Xombies 3D (2011) poster

Xombies 3D (2011)


Norway. 2011.


Director/Screenplay – Johnny Markussen, Producer – Camilla Mûller, Photography (3D) – ‘Rock’ Poulsen, Music – Stjernepose, Visual Effects – The N.S.S.F.X.Dot.R.F., Miniatures – Matsue T.O.F.U. Corp, Production Design – Mother of Invention. Production Company – Kultkongen.


Silje Reinamo (Edwige), David Allen (Franco), Henrik Berg Larsen (George), Michael Boardman Bø (Joe), Hanna Jenny Stark (The Girl), T. Benjamin Larsen (Boris)


The world has been overrun by zombies. Edwige attempts to survive with her prisoner Franco. Later they are joined by a young mute girl that Edwige previously treated while as a field medic. They are pursued by George and Joe, two psychopathic thugs with guns who enjoy killing everything in their way. Various cultists and others attempt to abduct them.

Xombies 3D is the oddity of a Norwegian zombie film – and one that comes in 3D. Neither of these things are odd in themselves – Norway is not exactly the hub of genre cinema but there have been Norwegian zombie films before, notably Dead Snow (2009) and Dark Souls (2010). There have also been 3D zombie films before with the remake of Night of the Living Dead 3D (2006).

Xombies 3D is made by Johnny Markussen, a Norwegian director who had previously only made one film, God (2002), about which I have found very little, except for the fact that one local critic called it the worst Norwegian film ever made.

There have been a great many low-budget, gore-drenched and/or gonzo, tongue-in-cheek zombie films made in the latter half of the 00s, following the successes of films like 28 Days Later (2002), Dawn of the Dead (2004) and Shaun of the Dead (2004). Most of these are independently made and/or low budget efforts that seem made more by enthusiasts of the genre than necessarily by filmmakers exploiting a trend. Amid these cheap zombie films, Xombies 3D emerges as one of the worst of the genre.

One of the two things that damages Xombies 3D in a big way is Johnny Markussen’s decision to shoot substantial amounts of it in terms of green screen and cheap digital overlays. There appear to be no actual gore effects, only ones that have been digitally added in post-production. Unfortunately, these effects are extremely cheap and come out looking more like the cutout animations that Terry Gilliam used to perform for Monty Python’s Flying Circus (1969-74). The cheapness extends to most other areas of the film – the sound recording is of poor quality with the dialogue frequently being overrun and drowned out by the sound effects.

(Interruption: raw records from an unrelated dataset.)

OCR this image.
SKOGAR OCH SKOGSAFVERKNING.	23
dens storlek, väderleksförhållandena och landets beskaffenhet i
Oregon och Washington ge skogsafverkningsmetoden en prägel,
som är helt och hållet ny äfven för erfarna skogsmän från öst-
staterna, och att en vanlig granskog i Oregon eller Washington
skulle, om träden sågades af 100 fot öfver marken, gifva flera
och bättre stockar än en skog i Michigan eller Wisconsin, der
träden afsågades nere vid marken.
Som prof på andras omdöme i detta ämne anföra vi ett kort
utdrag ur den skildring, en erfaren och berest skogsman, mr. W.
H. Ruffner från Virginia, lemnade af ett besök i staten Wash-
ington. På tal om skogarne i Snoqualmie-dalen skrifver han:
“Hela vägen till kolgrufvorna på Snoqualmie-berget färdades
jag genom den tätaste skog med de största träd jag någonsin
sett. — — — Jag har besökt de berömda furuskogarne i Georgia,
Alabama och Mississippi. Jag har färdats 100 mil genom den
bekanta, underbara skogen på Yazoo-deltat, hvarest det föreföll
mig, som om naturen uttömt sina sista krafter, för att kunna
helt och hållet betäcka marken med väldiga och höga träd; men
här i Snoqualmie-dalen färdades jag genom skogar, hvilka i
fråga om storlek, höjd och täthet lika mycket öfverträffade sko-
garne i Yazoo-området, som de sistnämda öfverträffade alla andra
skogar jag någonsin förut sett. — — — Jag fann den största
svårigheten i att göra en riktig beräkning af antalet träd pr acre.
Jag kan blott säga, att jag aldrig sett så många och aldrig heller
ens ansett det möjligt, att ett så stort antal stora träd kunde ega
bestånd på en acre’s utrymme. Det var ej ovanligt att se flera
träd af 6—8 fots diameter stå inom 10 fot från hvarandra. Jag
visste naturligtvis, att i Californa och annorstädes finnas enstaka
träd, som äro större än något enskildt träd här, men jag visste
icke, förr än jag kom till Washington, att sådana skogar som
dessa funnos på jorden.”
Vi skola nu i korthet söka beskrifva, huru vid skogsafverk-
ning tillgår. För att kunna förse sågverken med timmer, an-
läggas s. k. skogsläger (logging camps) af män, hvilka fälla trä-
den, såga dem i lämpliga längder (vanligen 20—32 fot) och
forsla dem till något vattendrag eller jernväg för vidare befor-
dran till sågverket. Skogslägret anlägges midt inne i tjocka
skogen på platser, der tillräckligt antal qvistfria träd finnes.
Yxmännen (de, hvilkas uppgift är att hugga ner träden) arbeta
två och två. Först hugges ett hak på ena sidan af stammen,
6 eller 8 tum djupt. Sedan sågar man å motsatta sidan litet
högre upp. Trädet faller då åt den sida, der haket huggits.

Xombies 3D is a film that seems to have been made without anything approaching directorial style or a plot, nothing it seems other than the makers’ enthusiasm for the zombie genre. There is occasionally some worthwhile writing to Edwige’s voiceovers but this is killed off by the voicing where the actress gives the appearance that she had no interest in what she was saying. There is an entire randomness to the plot – a mute character known only as The Girl (Hanna Jenny Stark) joins the party after just jumping aboard a train with them. We find that Edwige treated her while working as a field medic – this is never even referred to again, nor for that matter Edwige’s medical background. The Girl is also abducted by a cult at one point but who they are and why they do so is never explained. There is an appearance of a hideously aged old man towards the end who drags the group into some type of vague scientific experimentation. The character is surrounded by Nazi regalia but again there is no explanation of who this is and what they are attempting to do. The film’s seeming randomness and lack of coherence on any plot level dooms it.

The film also has the oddity of naming its characters in tribute to Jesus Franco – a heroine called Edwige in reference to his regular actress Edwige Fenech and a male lead Franco. The film also has an opening disclaimer that states that it was produced between 2006 and 2011 and before the events of 22/09/11 when right wing extremist Anders Behring Breivik set off bombs and shot 69 people on Utøya Island in Norway. The film stresses that though events in the film are similar, no connection should be made between the two. It seems an odd case of a film tiptoeing around and emphasising its sensitivity when there is no real connection between the events and what it depicts.

Johnny Markussen made a follow-up with Absolute Zombies (2015).

(Winner in this site’s Worst Films of 2011 list).